フミト ガンリュウ(FUMITO GANRYU)の2023-24年秋冬コレクションが発表された。
東京のごく一般的なオフィスを舞台に展開されたフミト ガンリュウの2023年秋冬コレクション。今季のテーマ「to C」には、to Consumer、つまり消費者のための服作りという意味が込められている。目指したのは、コレクション発表のための服でも、時代に迎合したマーケティングのための服でもない、普遍性を帯びた“人のための服”。ブランドのコンセプトである「∴ ニュートラル」を軸に、ファッションのジャンルやジェンダーに縛られない、シンプルながらも遊びのあるデザインの衣服を生み出した。
目を惹くのは、身体のラインを覆い隠す立体的なフォルム。

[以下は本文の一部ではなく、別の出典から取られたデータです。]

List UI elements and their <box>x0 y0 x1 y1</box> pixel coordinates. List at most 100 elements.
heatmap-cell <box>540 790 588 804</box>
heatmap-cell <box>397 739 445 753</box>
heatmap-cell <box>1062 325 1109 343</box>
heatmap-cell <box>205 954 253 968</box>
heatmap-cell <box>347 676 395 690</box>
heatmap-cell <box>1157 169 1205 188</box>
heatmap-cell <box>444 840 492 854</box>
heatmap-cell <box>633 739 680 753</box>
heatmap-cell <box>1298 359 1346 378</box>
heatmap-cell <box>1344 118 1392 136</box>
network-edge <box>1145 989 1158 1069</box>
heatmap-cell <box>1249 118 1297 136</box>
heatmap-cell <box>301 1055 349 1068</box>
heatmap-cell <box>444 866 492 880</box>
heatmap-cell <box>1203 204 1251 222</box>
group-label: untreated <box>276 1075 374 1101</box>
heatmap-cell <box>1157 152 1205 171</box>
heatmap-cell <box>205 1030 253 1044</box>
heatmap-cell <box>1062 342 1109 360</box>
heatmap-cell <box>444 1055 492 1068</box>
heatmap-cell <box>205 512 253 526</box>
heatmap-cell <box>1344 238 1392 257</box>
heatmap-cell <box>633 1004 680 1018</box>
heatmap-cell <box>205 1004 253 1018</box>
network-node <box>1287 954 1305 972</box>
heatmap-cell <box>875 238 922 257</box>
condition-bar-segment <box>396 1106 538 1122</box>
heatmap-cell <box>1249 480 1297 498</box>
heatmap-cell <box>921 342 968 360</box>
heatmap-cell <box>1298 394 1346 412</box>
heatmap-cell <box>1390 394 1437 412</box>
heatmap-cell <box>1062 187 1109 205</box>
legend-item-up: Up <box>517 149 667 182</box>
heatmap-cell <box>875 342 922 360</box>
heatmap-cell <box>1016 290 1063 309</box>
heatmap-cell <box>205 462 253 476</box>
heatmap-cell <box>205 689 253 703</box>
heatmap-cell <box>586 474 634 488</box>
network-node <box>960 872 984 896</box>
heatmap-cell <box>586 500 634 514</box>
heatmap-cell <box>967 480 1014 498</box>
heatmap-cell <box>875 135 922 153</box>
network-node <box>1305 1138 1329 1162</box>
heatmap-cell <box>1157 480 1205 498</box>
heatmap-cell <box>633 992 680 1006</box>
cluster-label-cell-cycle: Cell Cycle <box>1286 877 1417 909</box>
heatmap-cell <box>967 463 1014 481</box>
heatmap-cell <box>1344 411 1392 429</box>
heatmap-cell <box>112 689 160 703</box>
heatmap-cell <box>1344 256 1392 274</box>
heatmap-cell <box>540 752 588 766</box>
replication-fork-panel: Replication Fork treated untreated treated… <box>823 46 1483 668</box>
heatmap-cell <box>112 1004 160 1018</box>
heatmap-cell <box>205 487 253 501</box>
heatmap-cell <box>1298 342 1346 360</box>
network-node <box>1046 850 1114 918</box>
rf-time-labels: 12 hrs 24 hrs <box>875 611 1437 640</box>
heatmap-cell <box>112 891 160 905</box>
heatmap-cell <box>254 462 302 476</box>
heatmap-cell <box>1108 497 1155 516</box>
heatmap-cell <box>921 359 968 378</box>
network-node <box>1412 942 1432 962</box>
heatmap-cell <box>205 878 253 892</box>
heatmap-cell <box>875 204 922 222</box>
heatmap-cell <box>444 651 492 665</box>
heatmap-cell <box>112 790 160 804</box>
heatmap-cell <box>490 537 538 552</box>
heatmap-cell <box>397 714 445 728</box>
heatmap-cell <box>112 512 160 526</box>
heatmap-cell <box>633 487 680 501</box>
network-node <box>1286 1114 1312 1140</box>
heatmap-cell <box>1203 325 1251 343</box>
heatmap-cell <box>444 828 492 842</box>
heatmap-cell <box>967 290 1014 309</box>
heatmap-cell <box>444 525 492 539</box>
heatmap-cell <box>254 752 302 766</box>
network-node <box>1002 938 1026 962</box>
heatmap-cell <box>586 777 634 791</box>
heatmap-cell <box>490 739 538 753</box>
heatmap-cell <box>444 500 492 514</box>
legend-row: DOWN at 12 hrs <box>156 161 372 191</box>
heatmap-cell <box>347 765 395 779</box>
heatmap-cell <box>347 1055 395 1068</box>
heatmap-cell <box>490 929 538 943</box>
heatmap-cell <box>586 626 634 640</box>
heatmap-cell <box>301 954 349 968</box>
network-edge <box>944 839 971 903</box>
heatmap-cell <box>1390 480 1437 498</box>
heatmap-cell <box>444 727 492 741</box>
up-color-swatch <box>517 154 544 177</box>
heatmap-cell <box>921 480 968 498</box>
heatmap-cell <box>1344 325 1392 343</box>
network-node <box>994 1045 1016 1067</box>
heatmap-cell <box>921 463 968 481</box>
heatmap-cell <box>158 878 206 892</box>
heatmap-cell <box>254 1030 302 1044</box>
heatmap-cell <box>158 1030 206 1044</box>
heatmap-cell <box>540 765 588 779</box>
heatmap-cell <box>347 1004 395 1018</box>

下半分に重心を持たせ、丸みのある三角錐のようなシルエットに仕立てたショートダウンや、アームを極端に強調したハーフネックジャケットが存在感を放つ。
そんなアウター類を引き締めるのが、随所に施されたプラスチックバックル。ボリューミーなボディに調節可能なベルトを配すことで、身体と乖離しすぎないリラクシングな着心地を実現した。こうしたディテールは、ライフジャケット風ダウンベストやオーバーサイジングなアウターのアクセントとしても一役買っている。

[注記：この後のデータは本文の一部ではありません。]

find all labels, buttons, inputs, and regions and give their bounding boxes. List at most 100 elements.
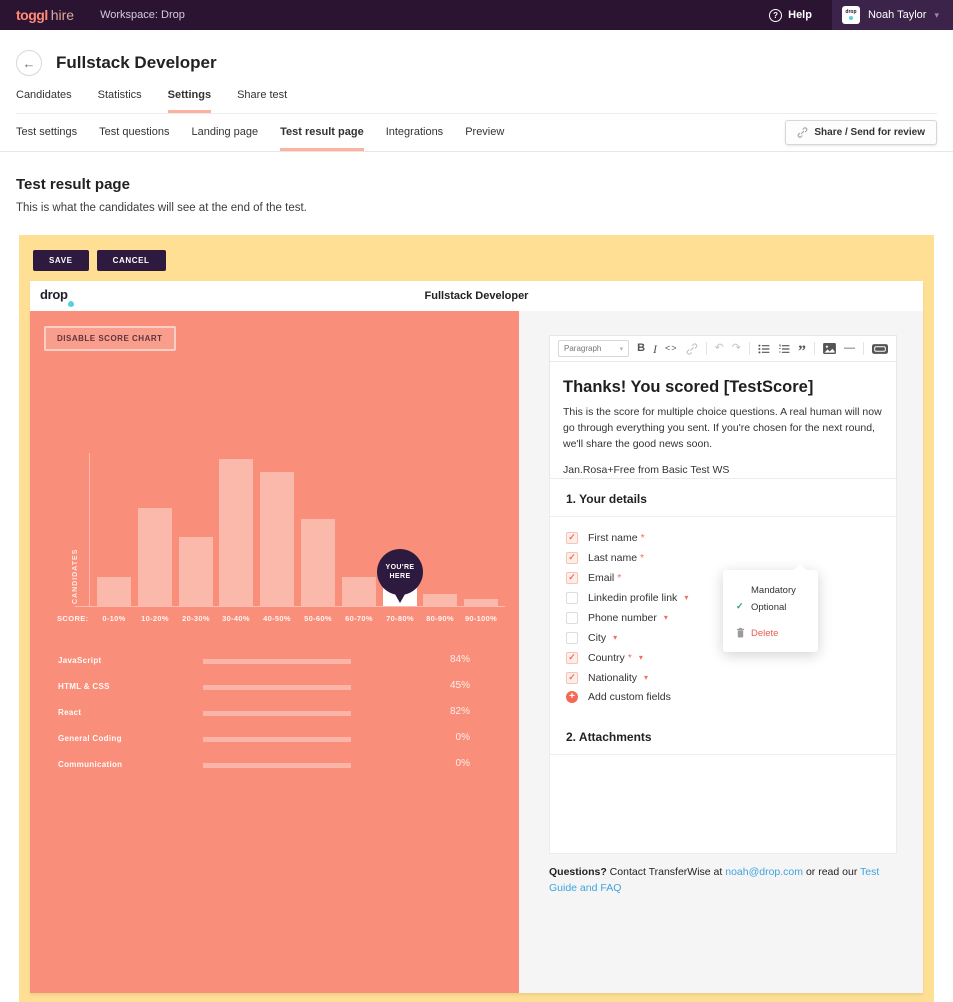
editor-content-area[interactable]: Thanks! You scored [TestScore] This is t…	[550, 362, 896, 490]
cancel-button[interactable]: CANCEL	[96, 250, 166, 271]
field-options-caret[interactable]: ▾	[684, 593, 689, 602]
subtab-landing-page[interactable]: Landing page	[191, 126, 259, 138]
undo-icon[interactable]: ↶	[714, 342, 724, 354]
redo-icon[interactable]: ↷	[731, 342, 741, 354]
paragraph-style-dropdown[interactable]: Paragraph ▾	[558, 340, 630, 357]
popup-optional-option[interactable]: ✓ Optional	[723, 599, 818, 616]
field-row-last-name: ✓ Last name *	[566, 551, 880, 564]
code-icon[interactable]: <>	[665, 343, 678, 353]
checkbox-linkedin-profile-link[interactable]	[566, 591, 578, 604]
back-arrow-icon: ←	[22, 55, 36, 71]
field-label: Linkedin profile link	[588, 591, 678, 604]
required-asterisk: *	[627, 651, 632, 664]
popup-mandatory-option[interactable]: Mandatory	[751, 585, 796, 596]
field-label: City	[588, 631, 607, 644]
share-button-label: Share / Send for review	[814, 127, 925, 138]
histogram-bar-40-50	[260, 472, 294, 606]
link-icon[interactable]	[686, 342, 698, 355]
share-send-review-button[interactable]: Share / Send for review	[785, 120, 937, 145]
subtab-test-settings[interactable]: Test settings	[16, 126, 78, 138]
field-row-city: City ▾	[566, 631, 880, 644]
checkbox-nationality[interactable]: ✓	[566, 671, 578, 684]
field-label: Nationality	[588, 671, 638, 684]
checkbox-country[interactable]: ✓	[566, 651, 578, 664]
skill-percentage: 0%	[455, 732, 470, 743]
field-label: Country	[588, 651, 625, 664]
histogram-tick-80-90: 80-90%	[426, 614, 454, 623]
test-guide-link[interactable]: Test Guide and FAQ	[549, 866, 880, 895]
disable-score-chart-button[interactable]: DISABLE SCORE CHART	[44, 326, 176, 351]
field-options-caret[interactable]: ▾	[638, 653, 643, 662]
field-options-caret[interactable]: ▾	[644, 673, 649, 682]
horizontal-rule-icon[interactable]: —	[844, 342, 855, 354]
histogram-tick-60-70: 60-70%	[345, 614, 373, 623]
add-custom-fields-button[interactable]: + Add custom fields	[566, 691, 880, 703]
chart-x-axis-label: SCORE:	[57, 614, 89, 623]
skill-percentage: 45%	[449, 680, 470, 691]
workspace-label: Workspace: Drop	[100, 9, 185, 21]
histogram-bar-90-100	[464, 599, 498, 606]
toolbar-separator	[705, 342, 707, 355]
field-row-country: ✓ Country * ▾	[566, 651, 880, 664]
candidate-details-card: 1. Your details ✓ First name * ✓ Last name * ✓…	[549, 478, 897, 854]
toggl-hire-logo: toggl hire	[16, 7, 74, 23]
field-row-email: ✓ Email *	[566, 571, 880, 584]
candidate-page-test-title: Fullstack Developer	[424, 290, 529, 302]
tab-settings[interactable]: Settings	[167, 89, 212, 113]
subtab-test-result-page[interactable]: Test result page	[280, 114, 364, 151]
tab-share-test[interactable]: Share test	[237, 89, 288, 101]
subtab-preview[interactable]: Preview	[465, 126, 505, 138]
skill-row-javascript: JavaScript 84%	[30, 651, 519, 677]
subtab-integrations[interactable]: Integrations	[385, 126, 444, 138]
subtabs-container: Test settings Test questions Landing page T…	[16, 114, 504, 151]
skill-label: HTML & CSS	[58, 682, 110, 691]
checkbox-phone-number[interactable]	[566, 611, 578, 624]
histogram-bar-20-30	[179, 537, 213, 606]
plus-icon: +	[566, 691, 578, 703]
italic-icon[interactable]: I	[653, 341, 658, 356]
skill-row-html-css: HTML & CSS 45%	[30, 677, 519, 703]
checkbox-email[interactable]: ✓	[566, 571, 578, 584]
field-options-caret[interactable]: ▾	[663, 613, 668, 622]
footer-text-2: or read our	[803, 866, 861, 878]
back-button[interactable]: ←	[16, 50, 42, 76]
field-options-caret[interactable]: ▾	[613, 633, 618, 642]
checkbox-city[interactable]	[566, 631, 578, 644]
required-asterisk: *	[617, 571, 622, 584]
field-row-nationality: ✓ Nationality ▾	[566, 671, 880, 684]
test-header-section: ← Fullstack Developer Candidates Statisti…	[0, 30, 953, 114]
contact-email-link[interactable]: noah@drop.com	[725, 866, 804, 878]
bold-icon[interactable]: B	[637, 342, 646, 354]
quote-icon[interactable]: ”	[798, 342, 806, 360]
help-button[interactable]: ? Help	[769, 8, 812, 22]
attachments-section-title: 2. Attachments	[550, 717, 896, 755]
save-button[interactable]: SAVE	[33, 250, 89, 271]
details-field-checklist: ✓ First name * ✓ Last name * ✓ Email * Linkedin p…	[550, 517, 896, 717]
bullet-list-icon[interactable]	[758, 344, 770, 354]
histogram-tick-70-80: 70-80%	[386, 614, 414, 623]
histogram-bar-0-10	[97, 577, 131, 606]
drop-brand-logo: drop	[40, 287, 74, 307]
checkbox-last-name[interactable]: ✓	[566, 551, 578, 564]
paragraph-dropdown-value: Paragraph	[564, 344, 602, 353]
field-row-phone-number: Phone number ▾	[566, 611, 880, 624]
insert-button-icon[interactable]	[872, 343, 888, 354]
field-options-popup: Mandatory ✓ Optional Delete	[723, 564, 818, 652]
questions-footer: Questions? Contact TransferWise at noah@…	[549, 864, 895, 897]
tab-candidates[interactable]: Candidates	[16, 89, 72, 101]
image-icon[interactable]	[823, 343, 836, 354]
skill-row-react: React 82%	[30, 703, 519, 729]
numbered-list-icon[interactable]	[778, 344, 790, 354]
checkbox-first-name[interactable]: ✓	[566, 531, 578, 544]
histogram-tick-30-40: 30-40%	[222, 614, 250, 623]
histogram-bar-50-60	[301, 519, 335, 606]
tab-statistics[interactable]: Statistics	[97, 89, 142, 101]
subtab-test-questions[interactable]: Test questions	[99, 126, 170, 138]
histogram-tick-0-10: 0-10%	[102, 614, 126, 623]
page-title: Test result page	[16, 176, 130, 193]
page-description: This is what the candidates will see at …	[16, 202, 307, 214]
popup-delete-option[interactable]: Delete	[723, 625, 818, 642]
help-icon: ?	[769, 8, 783, 22]
user-menu[interactable]: drop Noah Taylor ▾	[831, 0, 953, 30]
result-body-text: This is the score for multiple choice qu…	[563, 406, 882, 450]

ボトムスはサルエルパンツが散見された。イスラム文化圏の民族衣装としてのイメージが強いサルエルパンツだが、多彩な生地使いによって新たな表情が引き出されている。例えば異文化を融合させるかのようにデニム素材を用いたパンツや、リラクシングなスウェット素材を使用したセットアップスタイルが提案された。

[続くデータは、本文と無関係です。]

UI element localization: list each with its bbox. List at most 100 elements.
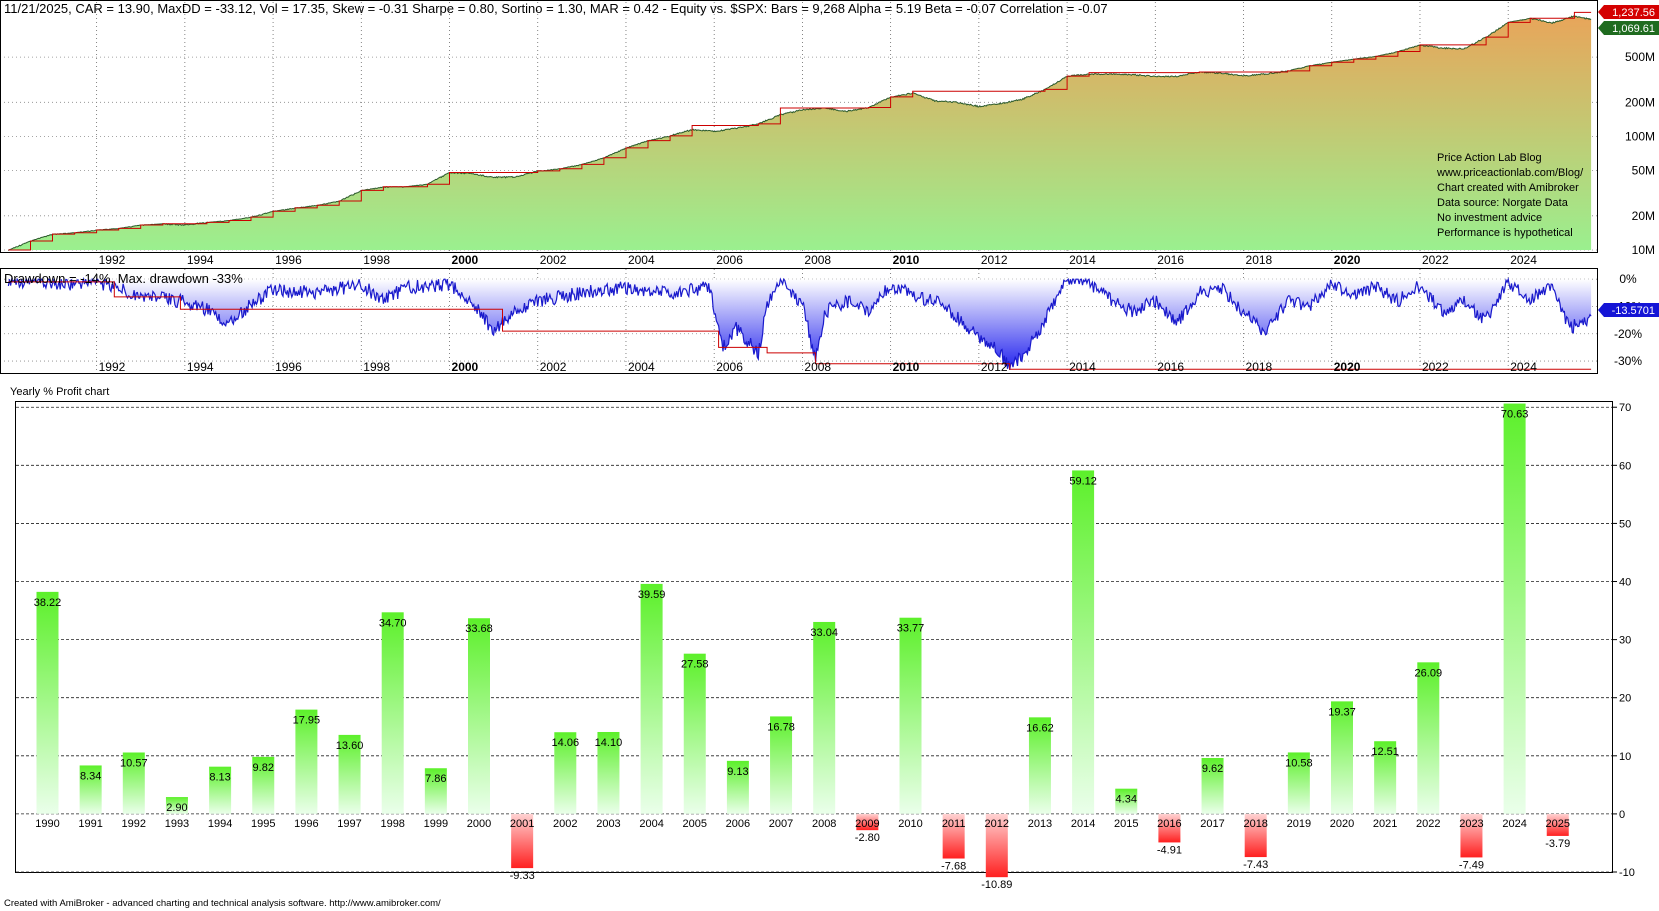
yearly-bar-label: 2.90 xyxy=(166,802,187,814)
yearly-y-tick-label: 0 xyxy=(1619,809,1625,821)
yearly-category-label: 2008 xyxy=(812,818,836,830)
yearly-bar-positive xyxy=(899,617,922,814)
watermark-line: Chart created with Amibroker xyxy=(1437,182,1579,194)
watermark-notes: Price Action Lab Blog www.priceactionlab… xyxy=(1437,151,1583,241)
watermark-line: No investment advice xyxy=(1437,212,1543,224)
yearly-bar-positive xyxy=(1331,701,1353,814)
drawdown-line xyxy=(7,276,1592,371)
drawdown-value-tag: -13.5701 xyxy=(1598,303,1659,317)
yearly-bar-label: 12.51 xyxy=(1371,746,1399,758)
yearly-category-label: 2018 xyxy=(1243,818,1267,830)
yearly-bar-label: 14.10 xyxy=(595,737,623,749)
yearly-bar-label: 34.70 xyxy=(379,617,407,629)
yearly-bar-label: 10.57 xyxy=(120,757,148,769)
yearly-bar-label: 9.13 xyxy=(727,766,748,778)
equity-x-tick-label: 1996 xyxy=(275,253,302,267)
yearly-category-label: 2024 xyxy=(1502,818,1526,830)
equity-x-tick-label: 2008 xyxy=(804,253,831,267)
drawdown-y-tick-label: -30% xyxy=(1614,354,1642,368)
drawdown-y-tick-label: 0% xyxy=(1619,272,1637,286)
yearly-bar-label: 14.06 xyxy=(552,737,580,749)
yearly-category-label: 2020 xyxy=(1330,818,1354,830)
yearly-category-label: 2017 xyxy=(1200,818,1224,830)
yearly-bar-positive xyxy=(1072,470,1095,814)
yearly-bar-negative xyxy=(985,813,1008,878)
yearly-category-label: 1992 xyxy=(122,818,146,830)
yearly-bar-positive xyxy=(1115,788,1138,814)
yearly-category-label: 2001 xyxy=(510,818,534,830)
drawdown-x-tick-label: 2014 xyxy=(1069,360,1096,374)
footer-credit: Created with AmiBroker - advanced charti… xyxy=(4,898,441,909)
drawdown-x-tick-label: 2020 xyxy=(1334,360,1361,374)
yearly-bar-label: 39.59 xyxy=(638,589,666,601)
yearly-y-tick-label: 50 xyxy=(1619,518,1631,530)
drawdown-x-tick-label: 2000 xyxy=(452,360,479,374)
yearly-bar-positive xyxy=(381,612,404,814)
yearly-bar-positive xyxy=(726,760,749,814)
yearly-category-label: 2011 xyxy=(942,818,966,830)
yearly-bar-label: 9.82 xyxy=(253,762,274,774)
yearly-bar-label: 8.13 xyxy=(209,772,230,784)
yearly-category-label: 2013 xyxy=(1028,818,1052,830)
yearly-bar-label: 17.95 xyxy=(293,715,321,727)
yearly-category-label: 1999 xyxy=(424,818,448,830)
equity-x-tick-label: 2020 xyxy=(1334,253,1361,267)
yearly-bar-negative xyxy=(942,813,965,859)
equity-price-tags: 1,237.56 1,069.61 xyxy=(1598,5,1659,35)
yearly-category-label: 2025 xyxy=(1546,818,1570,830)
yearly-y-tick-label: 30 xyxy=(1619,635,1631,647)
yearly-bar-positive xyxy=(554,732,577,814)
drawdown-header: Drawdown = -14%, Max. drawdown -33% xyxy=(4,271,243,286)
drawdown-x-tick-label: 1998 xyxy=(363,360,390,374)
yearly-bar-label: 8.34 xyxy=(80,770,101,782)
yearly-category-label: 2009 xyxy=(855,818,879,830)
drawdown-panel: 1992 1994 1996 1998 2000 2002 2004 2006 2008 2010… xyxy=(0,268,1642,374)
equity-x-tick-label: 2000 xyxy=(452,253,479,267)
equity-x-tick-label: 1992 xyxy=(99,253,126,267)
yearly-bar-positive xyxy=(122,752,145,814)
yearly-category-label: 2000 xyxy=(467,818,491,830)
drawdown-y-tick-label: -20% xyxy=(1614,327,1642,341)
equity-x-tick-label: 1994 xyxy=(187,253,214,267)
yearly-bar-positive xyxy=(36,591,59,814)
yearly-bar-negative xyxy=(1460,813,1483,858)
equity-y-tick-label: 100M xyxy=(1625,129,1655,143)
drawdown-x-tick-label: 2016 xyxy=(1157,360,1184,374)
drawdown-tag-text: -13.5701 xyxy=(1612,305,1655,317)
yearly-bar-label: -7.49 xyxy=(1459,859,1484,871)
equity-high-tag: 1,237.56 xyxy=(1612,7,1655,19)
yearly-bar-positive xyxy=(813,621,836,814)
yearly-bar-positive xyxy=(640,583,663,814)
yearly-bar-label: 4.34 xyxy=(1116,794,1137,806)
yearly-bar-negative xyxy=(856,813,879,831)
yearly-category-label: 2015 xyxy=(1114,818,1138,830)
yearly-category-label: 1993 xyxy=(165,818,189,830)
yearly-category-label: 2003 xyxy=(596,818,620,830)
drawdown-x-tick-label: 1992 xyxy=(99,360,126,374)
yearly-category-label: 1990 xyxy=(35,818,59,830)
equity-x-tick-label: 2022 xyxy=(1422,253,1449,267)
yearly-bar-label: 16.62 xyxy=(1026,722,1054,734)
yearly-bar-negative xyxy=(511,813,534,869)
drawdown-x-tick-label: 2024 xyxy=(1510,360,1537,374)
drawdown-x-tick-label: 2018 xyxy=(1246,360,1273,374)
yearly-bar-positive xyxy=(165,797,188,814)
yearly-y-tick-label: 60 xyxy=(1619,460,1631,472)
equity-area xyxy=(8,16,1592,251)
yearly-category-label: 2010 xyxy=(898,818,922,830)
yearly-category-label: 2004 xyxy=(639,818,663,830)
yearly-bar-positive xyxy=(295,709,318,814)
yearly-bar-positive xyxy=(1503,403,1526,814)
yearly-bar-positive xyxy=(468,618,490,814)
equity-x-tick-label: 2002 xyxy=(540,253,567,267)
yearly-y-tick-label: 10 xyxy=(1619,751,1631,763)
yearly-bar-label: 33.77 xyxy=(897,623,925,635)
yearly-bar-label: -7.43 xyxy=(1243,859,1268,871)
yearly-bar-label: -4.91 xyxy=(1157,844,1182,856)
yearly-category-label: 2022 xyxy=(1416,818,1440,830)
yearly-bar-label: 59.12 xyxy=(1069,475,1097,487)
yearly-bar-label: 10.58 xyxy=(1285,757,1313,769)
drawdown-x-tick-label: 2004 xyxy=(628,360,655,374)
equity-panel: 1992 1994 1996 1998 2000 2002 2004 2006 2008 2010… xyxy=(0,0,1655,267)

また、今季より本編の空気感を踏襲しつつ“衝動的カルチャーのムード”を表現するスピンオフライン「RED LABEL」が新たに始動。背面のパターンがズレたダウンジャケットなど、日常のスパイスとなる“ズレ”を体現するようなアイテムを取り揃える。さらに、第2弾となるラミダス(RAMIDUS)とのコラボレーションアイテムや、シューズブランドオーエーオー(OAO)とのコラボレーションシューズも登場する。